I like it... Excellent Job... 






vikingcraftsman said:


> This box is like one I saw on some ones web business for $200. The box is 7 by 5 by 2 1/2. I used walnut for the box and cherry and maple for the lid.



Now that's just too Funny.... I like your style as well..

Been there .... done that....


AxlMyk said:


> Nice box John.
> 
> I made a $750 plant stand a couple years ago.
> Wife wanted a plant stand, I had to buy some tools to make it.


----------



## drasbell (Feb 6, 2009)

I like it too, 
I have another box to make its gonna take me a bit though..
one project at a time...


----------



## Glenmore (Sep 10, 2004)

So John it's like this. 200.00 for a box. Doing a magnificent job making one yourself priceless. Great work like the contrasts of wood. Really some nice dovetails.


----------



## TRN_Diesel (Feb 24, 2009)

Nice job on the box. I like the use of the different contrasting woods. I plan on doing something similar but have been thinking of using maple on the sides with through dovetail joints so there is more of a contrast to the dovetail joint or I guess the box joint to if you choose either one I think it may look ok.

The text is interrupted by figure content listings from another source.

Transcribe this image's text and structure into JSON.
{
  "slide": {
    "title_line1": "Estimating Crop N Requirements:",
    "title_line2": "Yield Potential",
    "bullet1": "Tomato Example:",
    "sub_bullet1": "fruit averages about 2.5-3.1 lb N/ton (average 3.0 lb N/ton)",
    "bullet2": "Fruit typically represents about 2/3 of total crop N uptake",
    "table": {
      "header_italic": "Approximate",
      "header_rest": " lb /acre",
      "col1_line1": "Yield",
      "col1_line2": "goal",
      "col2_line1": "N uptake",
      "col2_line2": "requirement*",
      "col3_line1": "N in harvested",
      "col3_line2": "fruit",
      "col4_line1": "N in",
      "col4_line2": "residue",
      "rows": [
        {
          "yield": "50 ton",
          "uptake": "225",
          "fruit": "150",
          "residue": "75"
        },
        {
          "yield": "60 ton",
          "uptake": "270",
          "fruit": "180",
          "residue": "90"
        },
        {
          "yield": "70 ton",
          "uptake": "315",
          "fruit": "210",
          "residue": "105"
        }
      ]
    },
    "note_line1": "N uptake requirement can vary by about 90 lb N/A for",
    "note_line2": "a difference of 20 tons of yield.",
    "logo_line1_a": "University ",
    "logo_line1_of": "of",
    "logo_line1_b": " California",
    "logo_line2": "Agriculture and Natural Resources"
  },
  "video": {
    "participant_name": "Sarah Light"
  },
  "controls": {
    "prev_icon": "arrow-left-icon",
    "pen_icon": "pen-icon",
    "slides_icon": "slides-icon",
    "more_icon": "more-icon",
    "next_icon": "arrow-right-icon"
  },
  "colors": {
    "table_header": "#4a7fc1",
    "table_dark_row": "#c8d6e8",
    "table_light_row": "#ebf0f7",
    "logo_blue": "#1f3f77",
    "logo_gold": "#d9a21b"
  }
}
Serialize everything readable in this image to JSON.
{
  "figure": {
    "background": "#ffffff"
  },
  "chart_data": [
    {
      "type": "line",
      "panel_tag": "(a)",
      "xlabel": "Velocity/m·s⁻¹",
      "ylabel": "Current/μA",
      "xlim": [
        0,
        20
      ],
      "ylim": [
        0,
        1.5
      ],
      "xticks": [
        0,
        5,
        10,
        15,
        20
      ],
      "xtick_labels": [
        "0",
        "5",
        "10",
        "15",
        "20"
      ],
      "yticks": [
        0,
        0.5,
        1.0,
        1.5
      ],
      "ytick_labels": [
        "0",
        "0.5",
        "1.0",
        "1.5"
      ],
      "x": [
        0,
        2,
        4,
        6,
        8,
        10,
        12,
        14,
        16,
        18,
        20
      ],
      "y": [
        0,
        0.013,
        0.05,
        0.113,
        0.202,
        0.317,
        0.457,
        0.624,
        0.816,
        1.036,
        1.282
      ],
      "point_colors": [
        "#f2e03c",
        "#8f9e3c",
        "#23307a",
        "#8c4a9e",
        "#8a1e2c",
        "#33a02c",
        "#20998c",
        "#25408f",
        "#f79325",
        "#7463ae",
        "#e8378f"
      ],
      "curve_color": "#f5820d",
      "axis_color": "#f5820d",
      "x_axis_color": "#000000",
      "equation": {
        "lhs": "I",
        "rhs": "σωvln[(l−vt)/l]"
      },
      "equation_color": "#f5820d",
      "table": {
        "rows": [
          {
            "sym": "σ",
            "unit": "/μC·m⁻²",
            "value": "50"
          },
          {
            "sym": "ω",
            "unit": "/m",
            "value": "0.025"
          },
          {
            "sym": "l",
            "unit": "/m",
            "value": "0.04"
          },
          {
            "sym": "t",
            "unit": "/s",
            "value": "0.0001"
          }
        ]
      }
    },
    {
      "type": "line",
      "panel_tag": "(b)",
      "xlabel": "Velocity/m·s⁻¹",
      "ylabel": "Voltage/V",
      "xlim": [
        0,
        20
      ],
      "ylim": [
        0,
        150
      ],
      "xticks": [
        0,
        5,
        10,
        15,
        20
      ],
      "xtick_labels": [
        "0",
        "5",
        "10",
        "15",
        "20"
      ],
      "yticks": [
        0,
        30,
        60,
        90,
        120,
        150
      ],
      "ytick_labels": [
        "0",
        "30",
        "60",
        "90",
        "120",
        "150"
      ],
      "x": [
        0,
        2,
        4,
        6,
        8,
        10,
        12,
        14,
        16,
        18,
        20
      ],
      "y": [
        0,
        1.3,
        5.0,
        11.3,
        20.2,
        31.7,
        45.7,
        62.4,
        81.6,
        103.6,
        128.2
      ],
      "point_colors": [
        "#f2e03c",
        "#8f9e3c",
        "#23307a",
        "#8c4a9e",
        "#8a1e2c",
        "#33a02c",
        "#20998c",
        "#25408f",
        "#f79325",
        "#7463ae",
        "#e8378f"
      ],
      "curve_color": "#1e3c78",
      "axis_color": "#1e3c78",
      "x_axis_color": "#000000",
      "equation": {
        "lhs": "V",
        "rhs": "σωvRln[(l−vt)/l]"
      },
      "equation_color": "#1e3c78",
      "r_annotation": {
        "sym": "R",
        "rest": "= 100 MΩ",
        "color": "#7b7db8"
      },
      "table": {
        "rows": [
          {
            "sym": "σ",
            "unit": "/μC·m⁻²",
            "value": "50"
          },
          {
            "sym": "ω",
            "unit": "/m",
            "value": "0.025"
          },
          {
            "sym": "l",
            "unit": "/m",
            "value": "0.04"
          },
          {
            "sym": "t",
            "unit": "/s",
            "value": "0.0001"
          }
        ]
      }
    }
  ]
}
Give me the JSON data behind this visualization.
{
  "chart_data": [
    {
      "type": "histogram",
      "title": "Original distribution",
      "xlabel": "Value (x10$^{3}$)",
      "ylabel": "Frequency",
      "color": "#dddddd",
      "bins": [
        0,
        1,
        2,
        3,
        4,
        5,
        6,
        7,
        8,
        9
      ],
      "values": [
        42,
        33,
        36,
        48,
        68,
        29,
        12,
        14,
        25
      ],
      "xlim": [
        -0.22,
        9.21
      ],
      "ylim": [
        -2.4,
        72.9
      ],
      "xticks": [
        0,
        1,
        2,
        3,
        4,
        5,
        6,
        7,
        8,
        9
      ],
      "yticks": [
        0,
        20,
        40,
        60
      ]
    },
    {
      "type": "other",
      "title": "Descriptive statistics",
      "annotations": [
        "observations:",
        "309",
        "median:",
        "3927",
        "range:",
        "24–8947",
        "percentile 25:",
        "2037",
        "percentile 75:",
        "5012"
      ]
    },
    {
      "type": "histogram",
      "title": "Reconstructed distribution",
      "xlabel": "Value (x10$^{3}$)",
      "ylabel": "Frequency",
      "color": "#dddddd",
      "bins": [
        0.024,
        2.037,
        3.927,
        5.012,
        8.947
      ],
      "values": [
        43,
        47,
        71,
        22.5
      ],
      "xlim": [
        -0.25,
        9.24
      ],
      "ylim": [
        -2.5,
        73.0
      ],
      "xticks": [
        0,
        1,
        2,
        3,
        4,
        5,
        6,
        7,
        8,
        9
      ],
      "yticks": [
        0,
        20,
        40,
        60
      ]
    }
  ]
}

Thanks for sharing I will definetly be doing something similar.


----------



## vikingcraftsman (Mar 31, 2006)

Dan check out the site I posted you will get a lot of ideas.


----------



## vikingcraftsman (Mar 31, 2006)

Thanks Glenmore, will be making a couple more with different woods.


----------



## vikingcraftsman (Mar 31, 2006)

Mike I never thought to add up the price of tools I used. The planer to smooth out the lid after glue up. The table saw to cut pieces to size. Two routers plus a table. Two sanders.The dove tail jeg.


----------



## vikingcraftsman (Mar 31, 2006)

Thanks Dennis


----------



## vikingcraftsman (Mar 31, 2006)

Glad you liked it Rick.


----------



## CanuckGal (Nov 26, 2008)

Nice work John! You have got box making down to a science  Thanks for the book list also! I'm going to pick up a couple of those titles next time I am in town.


----------



## BigJimAK (Mar 13, 2009)

This fall my son and I made my wife a ~$4k cutting board. I'm sure glad that Uni, router, lift and fence are now amortized! 

I strive to write off each tool doing the first project for my bride. That way *she* has all of the expensive stuff!


----------



## xplorx4 (Dec 1, 2008)

Good job John!! One of these days I will get around to making my first box!


----------



## vikingcraftsman (Mar 31, 2006)

Deb glad you like the box. I use box making to keep up the skills. You have to be dead acurate with some thing this small. Even little problems show up huge. Timothy Lydgate Boxes Check out this site these boxes are great. I have made a few over the years.


----------



## vikingcraftsman (Mar 31, 2006)

Ok Jim I can see I am taking to long to pay off the tools. Each project I do I devide the cost for the tools away from the number of projects done. After a couple of years the tools make a profet in my mind not in my wallet.


----------



## vikingcraftsman (Mar 31, 2006)

Jerry don't wait till some one else makes the big box for you. Remember each day is a gift.


----------



## kartracer63 (Jan 19, 2009)

Very nice box John... it's priceless.


----------



## CanuckGal (Nov 26, 2008)

John it appears Timothy Lydgate and I have something in common, making single boxes out of several kinds of wood. The spouse's tool chest is going to get a black locust treatment on the lid somewhere. That will make walnut, spalted maple, black locust, zebra wood and of course MDF and fir ply, but I'm not counting those


----------



## vikingcraftsman (Mar 31, 2006)

Deb I hope we are going to see pictures of this lid.


----------



## vikingcraftsman (Mar 31, 2006)

Thanks Eric Just think what a nice long boat I could build if I could afford the wood. They don't allow piliging around here.


----------



## kartracer63 (Jan 19, 2009)

You could always try plundering


----------



## PlayasTeo (Nov 14, 2009)

Very nice box John ,is the top laminated? or one piece wood...I like the contrasting effect 
Teo


----------